Hades wants a sacrifice: the lovely Andromeda (Alexa Davalos). But not if Perseus (Sam Worthington) has anything to say about it. He's a demi-god. Zeus tricked his mom into Olympic sex. He has grown up knowing that Pete Postlethwaite and Elizabeth McGovern are his adoptive parents, although he has wondered about that ageless beauty Io (Gemma Arterton) who looks over him from the shadows.
And like the demi-gods of Percy Jackson and the Olympians, he has daddy issues.
Perseus sets out on a quest — to consult with witches, visit Medusa in Hades and find a means to defeat the Kraken and keep Hades at bay.
Worthington is emerging as the new Charlton Heston, an actor big enough to fill a big screen with his bigness. But he plays every role the same, always a crewcut Marine, here battling beasties in the distant past. His out-of-place haircut and unflattering hemline do the Terminator/Avatar star no favors.
The guy who really chews the Titans scenery is Mads Mikkelsen, the Dane who made a meek Bond villain (Casino Royale) but who makes a fierce warrior, Draco, who prepares Perseus and escorts him on his journey.
Louis Leterrier (The Incredible Hulk) directed this, and he benefits from terrific production design and art direction. The flinty, shattered shale hills of Wales and volcanoes of Tenerife provide backdrops for the palaces and temples of this Clash. Olympus looks like the Emerald City of Oz, without the emeralds.

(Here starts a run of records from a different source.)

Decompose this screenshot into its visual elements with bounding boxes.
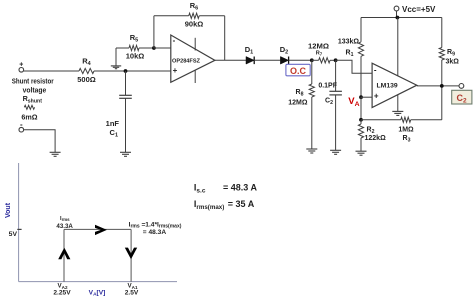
- wire feedback top right: [199, 15, 225, 17]
- node output terminal: [459, 84, 464, 89]
- ground (R2): [356, 150, 367, 152]
- svg-text:R9: R9: [447, 49, 455, 58]
- resistor R8: [311, 60, 313, 84]
- waveform right leg: [130, 229, 132, 281]
- svg-text:6mΩ: 6mΩ: [21, 113, 37, 122]
- node VA: [359, 95, 363, 99]
- node output junction: [440, 84, 444, 88]
- resistor R2 122k: [358, 124, 363, 138]
- svg-text:D1: D1: [245, 45, 253, 56]
- wire VA down: [360, 97, 362, 120]
- waveform left leg: [63, 229, 65, 281]
- wire op-amp output: [215, 59, 246, 61]
- svg-text:1MΩ: 1MΩ: [398, 127, 414, 134]
- svg-text:-: -: [173, 36, 176, 45]
- resistor R9 3k: [441, 18, 443, 48]
- diode D1: [246, 57, 254, 65]
- ground (LM139): [392, 110, 403, 112]
- svg-text:VA[V]: VA[V]: [89, 289, 106, 297]
- svg-text:O.C: O.C: [290, 66, 307, 76]
- wire junction to op-amp -input: [154, 47, 171, 49]
- ground (R8): [306, 148, 317, 150]
- svg-text:R8: R8: [296, 89, 304, 98]
- graph y-axis Vout: [18, 163, 20, 282]
- node R7/C2: [334, 58, 338, 62]
- svg-text:-: -: [374, 65, 377, 74]
- resistor R1 133k: [360, 18, 362, 42]
- svg-text:2.5V: 2.5V: [125, 289, 139, 296]
- svg-text:3kΩ: 3kΩ: [446, 59, 460, 66]
- svg-text:VA: VA: [348, 96, 359, 108]
- arrow down: [125, 248, 137, 260]
- wire Vcc stub: [396, 11, 398, 18]
- ground (input): [50, 151, 61, 153]
- svg-text:Is.c: Is.c: [194, 183, 206, 195]
- svg-text:R3: R3: [403, 135, 411, 144]
- svg-text:C2: C2: [325, 98, 333, 107]
- diode D2: [280, 57, 288, 65]
- wire main input: [24, 70, 79, 72]
- resistor symbol Rshunt: [24, 105, 34, 109]
- svg-text:500Ω: 500Ω: [77, 75, 96, 84]
- svg-text:12MΩ: 12MΩ: [288, 100, 308, 107]
- wire feedback right leg: [224, 16, 226, 61]
- node R5/R6 junction: [152, 46, 156, 50]
- wire R4 to +input: [94, 70, 171, 72]
- node Vcc junction: [396, 16, 400, 20]
- power Vcc terminal: [394, 6, 399, 11]
- wire to LM139 -input: [336, 60, 373, 73]
- svg-text:Vcc=+5V: Vcc=+5V: [402, 5, 436, 14]
- svg-text:1nF: 1nF: [106, 119, 120, 128]
- label O.C box: [286, 64, 310, 76]
- svg-text:C1: C1: [110, 128, 118, 139]
- capacitor C2: [335, 60, 337, 91]
- svg-text:0.1PF: 0.1PF: [318, 83, 337, 90]
- op-amp power pin top: [194, 38, 196, 51]
- svg-text:OP284FSZ: OP284FSZ: [172, 59, 201, 65]
- wire R3 left: [361, 119, 401, 121]
- resistor R5: [116, 47, 129, 49]
- wire comparator output: [417, 85, 459, 87]
- svg-text:Irms: Irms: [60, 216, 70, 222]
- svg-text:D2: D2: [280, 45, 288, 56]
- wire lower terminal to ground: [24, 130, 55, 153]
- svg-text:R5: R5: [130, 33, 138, 44]
- tick 5V: [17, 228, 21, 230]
- resistor R4: [79, 68, 94, 73]
- svg-text:R1: R1: [346, 50, 354, 59]
- svg-text:12MΩ: 12MΩ: [308, 42, 329, 51]
- ground (C1): [120, 151, 131, 153]
- svg-text:90kΩ: 90kΩ: [185, 20, 204, 29]
- resistor R7: [319, 58, 330, 63]
- svg-text:R6: R6: [190, 1, 198, 12]
- ground (C2): [330, 149, 341, 151]
- op-amp power pin bottom: [194, 70, 196, 83]
- svg-text:+: +: [374, 91, 379, 100]
- arrow right: [95, 225, 107, 235]
- svg-text:43.3A: 43.3A: [56, 223, 73, 230]
- wire R3 to output: [441, 86, 443, 120]
- node O.C: [310, 58, 314, 62]
- wire R5 to ground: [115, 48, 117, 66]
- svg-text:5V: 5V: [9, 231, 18, 238]
- wire D2 to node: [289, 59, 312, 61]
- svg-text:R7: R7: [316, 51, 323, 57]
- svg-text:10kΩ: 10kΩ: [126, 52, 145, 61]
- svg-text:Vout: Vout: [5, 202, 12, 218]
- wire feedback left leg: [153, 16, 155, 48]
- arrow up: [58, 248, 70, 260]
- svg-text:133kΩ: 133kΩ: [338, 39, 360, 46]
- svg-text:+: +: [173, 66, 178, 75]
- svg-text:R2: R2: [367, 127, 375, 136]
- node junction C1: [124, 69, 128, 73]
- wire D1 to D2: [254, 59, 280, 61]
- wire feedback top left: [154, 15, 189, 17]
- comparator U2 LM139: [372, 63, 417, 107]
- ground (R5): [111, 65, 121, 67]
- svg-text:= 48.3A: = 48.3A: [143, 229, 167, 236]
- op-amp U1 OP284FSZ: [171, 35, 215, 82]
- resistor R6: [189, 13, 200, 18]
- resistor R3 1M: [401, 117, 411, 122]
- svg-text:LM139: LM139: [377, 83, 398, 90]
- svg-text:Rshunt: Rshunt: [23, 94, 43, 105]
- label C2 output box: [452, 90, 472, 104]
- comparator power pin bottom: [397, 95, 399, 111]
- svg-text:R4: R4: [82, 57, 91, 68]
- comparator power pin top: [397, 18, 399, 76]
- wire Vcc rail: [361, 17, 442, 19]
- graph x-axis VA: [19, 281, 177, 283]
- capacitor C1: [125, 71, 127, 95]
- svg-text:Irms(max) = 35 A: Irms(max) = 35 A: [194, 199, 255, 211]
- waveform top: [64, 228, 131, 230]
- svg-text:2.25V: 2.25V: [53, 289, 71, 296]
- svg-text:122kΩ: 122kΩ: [365, 135, 387, 142]
- svg-text:= 48.3 A: = 48.3 A: [223, 183, 257, 193]
- svg-text:Shunt resistor: Shunt resistor: [12, 77, 54, 86]
- node R2/R3 junction: [359, 118, 363, 122]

There isn't a serious moment in it, and the light touches come from one-liners and supporting players. For all the impressive (but not dazzling) effects, the scattered jokes and the stentorian acting (especially from the Olympians), there's not much here that will stick with you after the popcorn's gone. But as any ancient Greek could tell you, that's sort of the point.